Protein BLAST also showed partial similarities with E.Coli O-antigen ligases suggested by the CDD analysis.

DeepTMHMM predicted that the protein is embedded in the membrane, crossing it approximately 12 times. This prediction is supported by structural evidence from AlphaFold3, which shows 12 helices. A pTM score above 0.5 suggests that the predicted overall structure may closely resemble the true protein fold, while ipTM indicates the accuracy of the subunit positioning within the complex. Values higher than 0.8 represent confident, high-quality predictions (Fig.1).
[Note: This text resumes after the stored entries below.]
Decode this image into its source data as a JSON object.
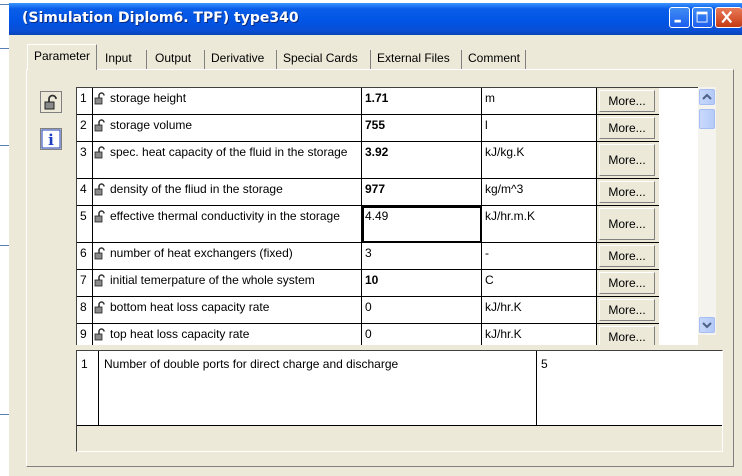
{
  "window": {
    "title": "(Simulation Diplom6. TPF) type340",
    "colors": {
      "titlebar": "#0055e5",
      "face": "#ece9d8"
    }
  },
  "title_buttons": {
    "minimize": "minimize-icon",
    "maximize": "maximize-icon",
    "close": "close-icon"
  },
  "tabs": [
    "Parameter",
    "Input",
    "Output",
    "Derivative",
    "Special Cards",
    "External Files",
    "Comment"
  ],
  "active_tab": "Parameter",
  "side_icons": {
    "lock": "padlock-icon",
    "info": "info-icon"
  },
  "parameters": [
    {
      "num": "1",
      "name": "storage height",
      "value": "1.71",
      "unit": "m",
      "more": "More...",
      "bold": true
    },
    {
      "num": "2",
      "name": "storage volume",
      "value": "755",
      "unit": "l",
      "more": "More...",
      "bold": true
    },
    {
      "num": "3",
      "name": "spec. heat capacity of the fluid in the storage",
      "value": "3.92",
      "unit": "kJ/kg.K",
      "more": "More...",
      "bold": true
    },
    {
      "num": "4",
      "name": "density of the fliud in the storage",
      "value": "977",
      "unit": "kg/m^3",
      "more": "More...",
      "bold": true
    },
    {
      "num": "5",
      "name": "effective thermal conductivity in the storage",
      "value": "4.49",
      "unit": "kJ/hr.m.K",
      "more": "More...",
      "bold": false
    },
    {
      "num": "6",
      "name": "number of heat exchangers (fixed)",
      "value": "3",
      "unit": "-",
      "more": "More...",
      "bold": false
    },
    {
      "num": "7",
      "name": "initial temerpature of the whole system",
      "value": "10",
      "unit": "C",
      "more": "More...",
      "bold": true
    },
    {
      "num": "8",
      "name": "bottom heat loss capacity rate",
      "value": "0",
      "unit": "kJ/hr.K",
      "more": "More...",
      "bold": false
    },
    {
      "num": "9",
      "name": "top heat loss capacity rate",
      "value": "0",
      "unit": "kJ/hr.K",
      "more": "More...",
      "bold": false
    }
  ],
  "description": {
    "num": "1",
    "text": "Number of double ports for direct charge and discharge",
    "value": "5"
  }
}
Considering the data, HfsC is most probably a membrane protein that functions as a polysaccharide ligase due to its similarity to O-antigen ligase; this hypothesis is further supported by earlier research. [1][2]

hfsc.png
Fig. 1. Alphafold 3 structure

References

1. Smith, C.S. et al. (2003a) ‘Identification of genes required for synthesis of the adhesive holdfast in Caulobacter crescentus’, Journal of Bacteriology, 185(4), pp. 1432–1442. doi:10.1128/jb.185.4.1432-1442.2003.
2. Toh, E., Kurtz, Harry D. and Brun, Y.V. (2008) ‘Characterization of the Caulobacter crescentus holdfast polysaccharide biosynthesis pathway reveals significant redundancy in the initiating glycosyltransferase and polymerase steps’, Journal of Bacteriology, 190(21), pp. 7219–7231. doi:10.1128/jb.01003-08.